His humour was oafishly puerile: he presided over competitions to see which trouserless Commissar could fart away handfuls of cigarette ash. He cavorted at orgies with prostitutes, but was also an enthusiastic bisexual, having enjoyed avid encounters with his fellow tailoring apprentices, soldiers at the front and even high Bolsheviks like Filipp Goloshchekin, who had arranged the murder of the Romanovs. His only hobby apart from partying and fornicating was collecting and making model yachts. Unstable, sexually confused and highly strung, he was too weak to compete with bulldozers like Kaganovich, not to mention Stalin himself. Yezhov suffered constant nervous illnesses, including sores and itchy skin, TB, angina, sciatica, psoriasis (a nervous condition he probably shared with Stalin) and what they called “neurasthenia.” He often sank into gloomy depression, drank too much and had to be nurtured by Stalin, just to keep him at work.7
Stalin embraced him into his circle: Yezhov had exhausted himself so Stalin insisted on more rest cures. “Yezhov himself is against this but they say he needs it,” he wrote in September 1931. “Let’s prolong his holiday and let him sit in Abastuman for two more months.” 8 Stalin gave nicknames to his favourites: he called Yezhov “my blackberry” (yezhevika). Stalin’s notes were often curt personal questions: “To Comrade Yezhov. Give him some work,” or “Listen and help.” 9 Yet he instinctively understood the essence of Yezhov: there is an unpublished note from August 1935 to his lieutenant in the archive that sums up their relationship. “When you say something,” Stalin wrote, “you always do it!” There was the heart of their partnership. 10 When Vera Trail, whose memoir of her encounter remains unpublished, met him at his peak, she noticed Yezhov was so perceptive of the wishes of others that he could literally “finish one’s sentences.” Yezhov was uneducated, but also sly, able, perceptive and without moral boundaries. 11
Yezhov did not rise alone: he was accompanied by his wife who was to become the most flamboyant and, literally, fatal flirt of Stalin’s entourage. It happened that Mandelstam, the poet, witnessed their courtship. In one of those almost incredible meetings, the encounter of Russia’s finest poet with its greatest killer, Mandelstam found himself staying at the same sanitorium in Sukhumi as Yezhov and his then wife Tonya in 1930. The Mandelstams were in the attic of the mansion in Dedra Park that was shaped like a giant white wedding cake.82
Yezhov had married the educated and sincerely Marxist Antonina Titova in 1919. By 1930, Tonya was sunbathing in a deckchair at the Sukhumi mansion, reading Das Kapital and enjoying the attentions of an Old Bolshevik while her husband rose early every morning to cut roses for a girl, also married, who was staying there too. Cutting roses, pursuing adulterous romances, singing and dancing the gopak, one gets an idea of the incestuous world of the Bolsheviks on holiday. But Yezhov’s new mistress was no Old Bolshevik but the Soviet version of a flapper who had already introduced him to her writer friends in Moscow. Yezhov divorced Tonya that year and married her.
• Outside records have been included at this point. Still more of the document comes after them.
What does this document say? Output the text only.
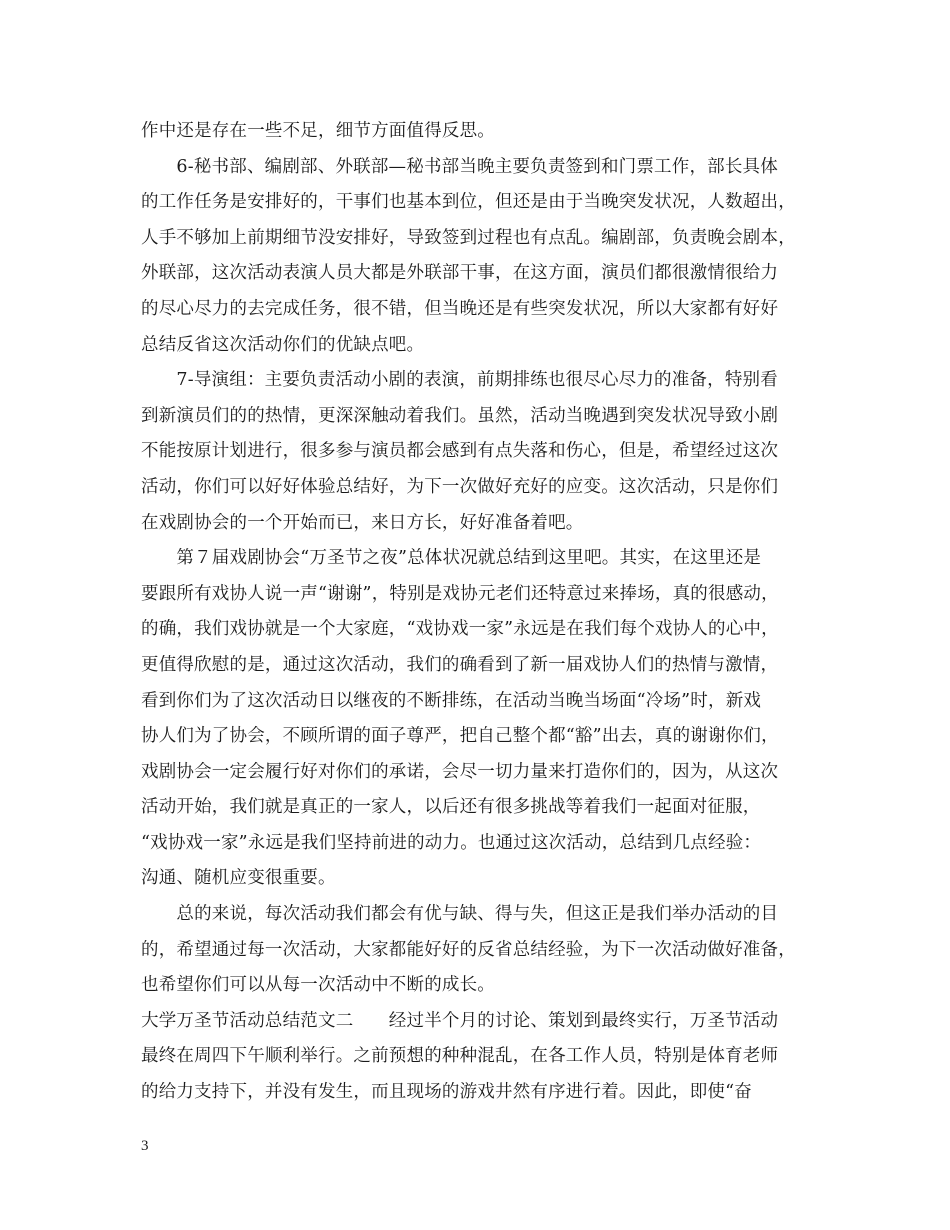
作中还是存在一些不足，细节方面值得反思。
　　6-秘书部、编剧部、外联部—秘书部当晚主要负责签到和门票工作，部长具体
的工作任务是安排好的，干事们也基本到位，但还是由于当晚突发状况，人数超出，
人手不够加上前期细节没安排好，导致签到过程也有点乱。编剧部，负责晚会剧本，
外联部，这次活动表演人员大都是外联部干事，在这方面，演员们都很激情很给力
的尽心尽力的去完成任务，很不错，但当晚还是有些突发状况，所以大家都有好好
总结反省这次活动你们的优缺点吧。
　　7-导演组：主要负责活动小剧的表演，前期排练也很尽心尽力的准备，特别看
到新演员们的的热情，更深深触动着我们。虽然，活动当晚遇到突发状况导致小剧
不能按原计划进行，很多参与演员都会感到有点失落和伤心，但是，希望经过这次
活动，你们可以好好体验总结好，为下一次做好充好的应变。这次活动，只是你们
在戏剧协会的一个开始而已，来日方长，好好准备着吧。
　　第７届戏剧协会“万圣节之夜”总体状况就总结到这里吧。其实，在这里还是
要跟所有戏协人说一声“谢谢”，特别是戏协元老们还特意过来捧场，真的很感动，
的确，我们戏协就是一个大家庭，“戏协戏一家”永远是在我们每个戏协人的心中，
更值得欣慰的是，通过这次活动，我们的确看到了新一届戏协人们的热情与激情，
看到你们为了这次活动日以继夜的不断排练，在活动当晚当场面“冷场”时，新戏
协人们为了协会，不顾所谓的面子尊严，把自己整个都“豁”出去，真的谢谢你们，
戏剧协会一定会履行好对你们的承诺，会尽一切力量来打造你们的，因为，从这次
活动开始，我们就是真正的一家人，以后还有很多挑战等着我们一起面对征服，
“戏协戏一家”永远是我们坚持前进的动力。也通过这次活动，总结到几点经验：
沟通、随机应变很重要。
　　总的来说，每次活动我们都会有优与缺、得与失，但这正是我们举办活动的目
的，希望通过每一次活动，大家都能好好的反省总结经验，为下一次活动做好准备，
也希望你们可以从每一次活动中不断的成长。
大学万圣节活动总结范文二　　经过半个月的讨论、策划到最终实行，万圣节活动
最终在周四下午顺利举行。之前预想的种种混乱，在各工作人员，特别是体育老师
的给力支持下，并没有发生，而且现场的游戏井然有序进行着。因此，即使“奋
3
Slim with flashing eyes, Yevgenia Feigenberg, at twenty-six, was a seductive and lively Jewess from Gomel. This avid literary groupie was as promiscuous as her new husband: she possessed the amorous enthusiasm of Messalina but none of her guile. She had first married an official, Khayutin, then Gadun, who was posted to the Soviet Embassy in London. She went too but when he was sent home, she stayed abroad, typing in the Berlin legation. It was there that she met her first literary star, Isaac Babel, whom she seduced with the line of so many flirtatious groupies meeting their heroes: “You don’t know me but I know you well.” These words later assumed a dreadful significance.
Back in Moscow, she met “Kolya” Yezhov.12 Yevgenia yearned to hold a literary salon: henceforth Babel and the jazz star Leonid Utsesov were often chez Yezhov. It was she who asked the Mandelstams: “Pilniak comes to see us. Whom do you go to see?” But Yezhov was also obsessionally devoted to Stalin’s work—writers did not interest him. The only magnate who was a friend of both Yezhovs was Sergo, as was his wife Zina: photographs show the two couples at their dachas. Sergo’s daughter Eteri remembers how Yevgenia “was much better dressed than the other Bolshevik wives.” 13
By 1934, Yezhov was once again so weary that he almost collapsed, covered in boils. Stalin, on holiday with Kirov and Zhdanov, despatched Yezhov to enjoy the most luxurious medical care available in Mitteleuropa and ordered Poskrebyshev’s deputy, Dvinsky, to send the Berlin Embassy this coded note: “I ask you to pay very close attention to Yezhov.
He’s seriously ill and I cannot estimate the gravity of the situation. Give him help and cherish him with care . . . He is a good man and a very precious worker. I will be grateful if you will inform the Central Committee regularly83 on his treatment.”14
No one objected to Yezhov’s rise. On the contrary, Khrushchev thought him an admirable appointment. Bukharin respected his “good heart and clean conscience” though he noticed that he grovelled before Stalin—but that was hardly unique.15 “Blackberry” worked uneasily with Yagoda to force Zinoviev, Kamenev and their unfortunate allies to confess to being responsible for the murder of Kirov and all manner of other dastardly deeds.16
It was not long before Blackberry’s chain-mail fist reached out to crush one of Stalin’s oldest friends: Abel Yenukidze. That genial sybarite and seigneur of the Bolshoi flaunted his sexual affairs with ever younger girls, including teenage ballerinas. Girls filled his office, which came to resemble a sort of Bolshevik dating agency for future and cast-off mistresses.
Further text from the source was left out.